In the interim, here’s a workaround I’ve come up with – instead of using nsrmm -d to delete the saveset, instead run:
# nsrmm -w now -e now -S ssid
To mark the saveset as immediately recyclable. Then run “nsrim -X” to force a purge. That will work. If you have scripts though that manually delete savesets from disk backup units, you should act now to update them.
[Update – 2009-04-30]
It would appear as well that if you delete then attempt to reclaim space, NetWorker will flag the “scan required” flag for a volume. Assuming you’re 100% OK with what you’ve manually deleted and then purged from disk using rm, you can probably safely clear the flag (nsrmm -o notscan). If you’re feeling paranoid, unmount the volume, scan it, then clear the flag.
[Update – 2009-05-06]
Confirmed this isn’t present in vanilla 7.5. It seemed to occur in 7.5.1.
[Update – 2009-06-16]
Cumulative patches for 7.5.1 have been released; according to EMC support these patches include the fixes for addressing this issue, allowing a return to normal operations. If you’re having this issue, make sure you touch base with EMC support or your EMC support partner to get access to the patches. (Note: I’ve not had a chance to review the cumulative patches, so I can’t vouch for them yet.)
[Update 2009-08-11]
I forgot to update earlier; the cumulative patches (7.5.1.2 in the case of what I received) did properly incorporate the patch for this issue.
Preston,
Please be aware that if you clone savesets from adv_file to tape and you expire the saveset on the adv_file with savesetclone id you will also expire the clone on tape.

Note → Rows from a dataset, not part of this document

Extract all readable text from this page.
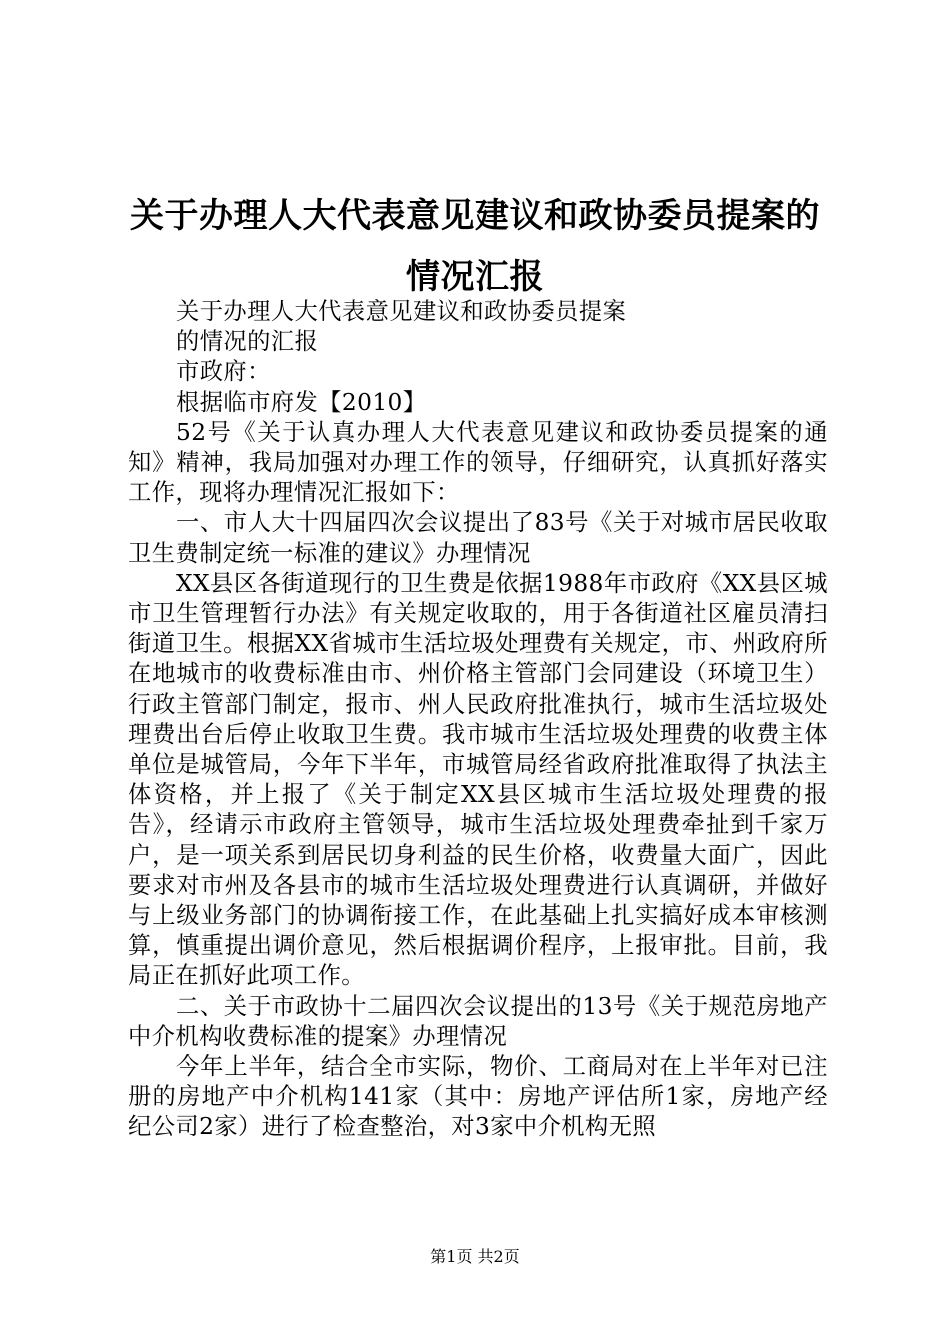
关于办理人大代表意见建议和政协委员提案的
情况汇报

关于办理人大代表意见建议和政协委员提案

的情况的汇报

市政府：

根据临市府发【2010】

52号《关于认真办理人大代表意见建议和政协委员提案的通知》精神，我局加强对办理工作的领导，仔细研究，认真抓好落实工作，现将办理情况汇报如下：

一、市人大十四届四次会议提出了83号《关于对城市居民收取卫生费制定统一标准的建议》办理情况

XX县区各街道现行的卫生费是依据1988年市政府《XX县区城市卫生管理暂行办法》有关规定收取的，用于各街道社区雇员清扫街道卫生。根据XX省城市生活垃圾处理费有关规定，市、州政府所在地城市的收费标准由市、州价格主管部门会同建设（环境卫生）行政主管部门制定，报市、州人民政府批准执行，城市生活垃圾处理费出台后停止收取卫生费。我市城市生活垃圾处理费的收费主体单位是城管局，今年下半年，市城管局经省政府批准取得了执法主体资格，并上报了《关于制定XX县区城市生活垃圾处理费的报告》，经请示市政府主管领导，城市生活垃圾处理费牵扯到千家万户，是一项关系到居民切身利益的民生价格，收费量大面广，因此要求对市州及各县市的城市生活垃圾处理费进行认真调研，并做好与上级业务部门的协调衔接工作，在此基础上扎实搞好成本审核测算，慎重提出调价意见，然后根据调价程序，上报审批。目前，我局正在抓好此项工作。

二、关于市政协十二届四次会议提出的13号《关于规范房地产中介机构收费标准的提案》办理情况

今年上半年，结合全市实际，物价、工商局对在上半年对已注册的房地产中介机构141家（其中：房地产评估所1家，房地产经纪公司2家）进行了检查整治，对3家中介机构无照

第1页 共2页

We have been testing this on 7.4.4 because we are using the nsrmm -dy -S ssid at this moment are having problems with it. This morning I saw your post and tested it with the above result.
Regards,
J.B.
Of course, this is correct. My post was more about removing savesets from disk that don’t exist anywhere else and you don’t want them to exist.
Yes, if you have copies elsewhere that you want to keep you must always do a:
nsrmm -dy -S ssid/cloneid
To target the specific ssid/cloneid combination that resides on disk only.

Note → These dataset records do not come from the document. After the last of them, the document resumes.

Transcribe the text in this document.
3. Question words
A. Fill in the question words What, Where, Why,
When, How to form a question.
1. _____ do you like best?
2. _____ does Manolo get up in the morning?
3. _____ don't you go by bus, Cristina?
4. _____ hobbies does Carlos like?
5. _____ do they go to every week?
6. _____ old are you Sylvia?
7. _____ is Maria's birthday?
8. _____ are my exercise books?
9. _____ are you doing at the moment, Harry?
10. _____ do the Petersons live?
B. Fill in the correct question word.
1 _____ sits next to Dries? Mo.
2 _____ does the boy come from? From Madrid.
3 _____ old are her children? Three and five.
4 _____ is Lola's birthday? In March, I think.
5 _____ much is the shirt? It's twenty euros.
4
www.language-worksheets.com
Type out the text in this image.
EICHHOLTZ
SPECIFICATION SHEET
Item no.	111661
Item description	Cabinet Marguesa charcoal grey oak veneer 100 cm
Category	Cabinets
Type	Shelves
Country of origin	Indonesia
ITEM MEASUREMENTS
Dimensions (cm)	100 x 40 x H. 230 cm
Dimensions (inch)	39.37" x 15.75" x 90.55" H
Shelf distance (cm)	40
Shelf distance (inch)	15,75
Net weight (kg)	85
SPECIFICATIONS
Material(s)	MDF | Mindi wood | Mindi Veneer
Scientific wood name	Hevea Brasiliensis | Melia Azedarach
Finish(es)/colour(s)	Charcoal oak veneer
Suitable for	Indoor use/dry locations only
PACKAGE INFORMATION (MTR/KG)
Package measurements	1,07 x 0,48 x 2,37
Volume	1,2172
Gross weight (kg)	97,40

Obviously it also equally applies that if you want to expire a specific instance of a saveset, you should also:
nsrmm -e now -w now -S ssid/cloneid
Rather than just “-S ssid”
I did a “nsrmm -e now -w now -S ssid/cloneid” but this also updates the other clones. Just test it and you will see.
Regards,
J.B.
If it’s updating the other clones, I’d suggest it’s a bug then in 7.4.4. In 7.5.1 in fact, the use of “nsrmm -e now” against a single ssid/cloneid combination fails, and instead you need to do say ‘nsrmm -e “+1 minute” -S ssid/cloneid”.

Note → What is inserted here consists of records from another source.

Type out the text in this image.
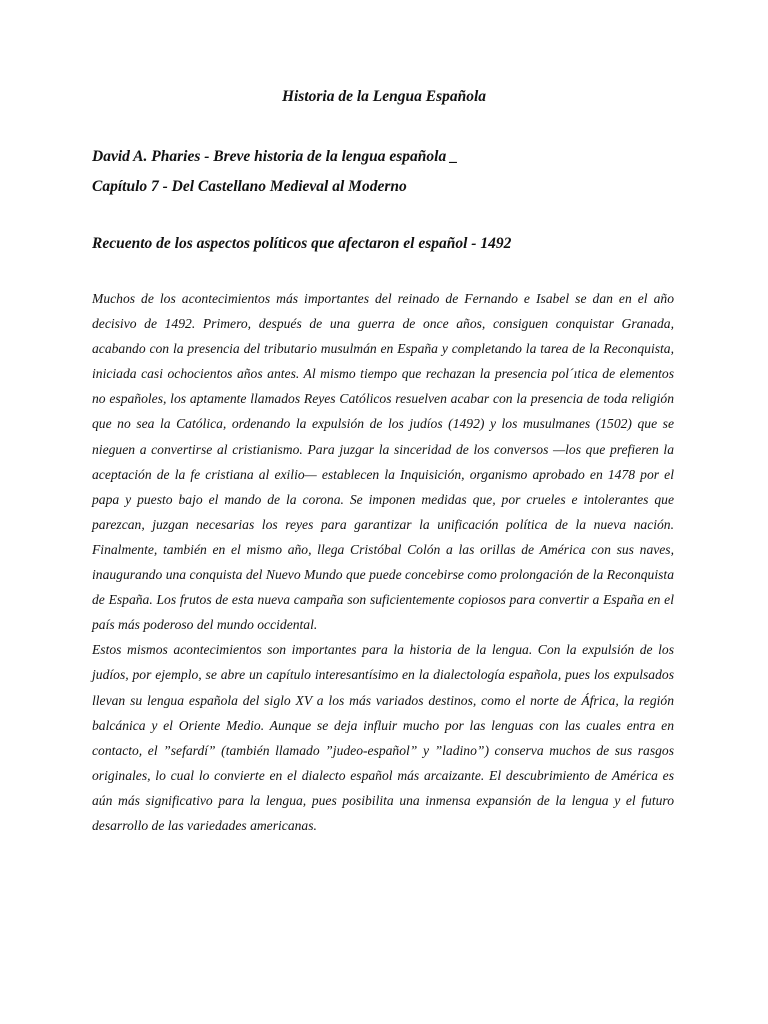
Historia de la Lengua Española
David A. Pharies - Breve historia de la lengua española _
Capítulo 7 - Del Castellano Medieval al Moderno
Recuento de los aspectos políticos que afectaron el español - 1492

Muchos de los acontecimientos más importantes del reinado de Fernando e Isabel se dan en el año decisivo de 1492. Primero, después de una guerra de once años, consiguen conquistar Granada, acabando con la presencia del tributario musulmán en España y completando la tarea de la Reconquista, iniciada casi ochocientos años antes. Al mismo tiempo que rechazan la presencia pol´ıtica de elementos no españoles, los aptamente llamados Reyes Católicos resuelven acabar con la presencia de toda religión que no sea la Católica, ordenando la expulsión de los judíos (1492) y los musulmanes (1502) que se nieguen a convertirse al cristianismo. Para juzgar la sinceridad de los conversos —los que prefieren la aceptación de la fe cristiana al exilio— establecen la Inquisición, organismo aprobado en 1478 por el papa y puesto bajo el mando de la corona. Se imponen medidas que, por crueles e intolerantes que parezcan, juzgan necesarias los reyes para garantizar la unificación política de la nueva nación. Finalmente, también en el mismo año, llega Cristóbal Colón a las orillas de América con sus naves, inaugurando una conquista del Nuevo Mundo que puede concebirse como prolongación de la Reconquista de España. Los frutos de esta nueva campaña son suficientemente copiosos para convertir a España en el país más poderoso del mundo occidental.

Estos mismos acontecimientos son importantes para la historia de la lengua. Con la expulsión de los judíos, por ejemplo, se abre un capítulo interesantísimo en la dialectología española, pues los expulsados llevan su lengua española del siglo XV a los más variados destinos, como el norte de África, la región balcánica y el Oriente Medio. Aunque se deja influir mucho por las lenguas con las cuales entra en contacto, el ”sefardí” (también llamado ”judeo-español” y ”ladino”) conserva muchos de sus rasgos originales, lo cual lo convierte en el dialecto español más arcaizante. El descubrimiento de América es aún más significativo para la lengua, pues posibilita una inmensa expansión de la lengua y el futuro desarrollo de las variedades americanas.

If you’re having problems with deleting savesets on 7.4.4, that’s a problem I’m not aware of in NetWorker as I’d not had problems with that.
Normally savesets should be deleted from disk by staging – this is only something that came about from needing to clean up errant chunks of data.
Heh. Define ‘normal.’ When your Incremental disk tends to have a sooner retention then your Full disk (i.e. the Father-Son setup), then there will be scripts in play to remove the old ssids on disk.
At least in older versions of NW. I’m still working towards my software upgrade (the ‘dependent’ upgrades are still occurring).
–TSK
I’ve tested a patch for nsrmmd for 7.5.1 on Solaris/Sparc and Linux/64-bit, and it works – savesets can be safely deleted and space is properly reclaimed from the ADV_FILE type devices.
It’s going to be incorporated into the first 7.5.1 patch cluster, and I’m also requesting access to ports to the following platforms: Linux 32-bit, Linux 64-bit, Solaris/Sparc, Solaris/AMD, Windows 32-bit, Windows 64-bit.
In the meantime if you need access to this patch, the bug record associated with the escalation was LGTsc29561. Asking EMC support for the patch associated with this escalation should do the trick.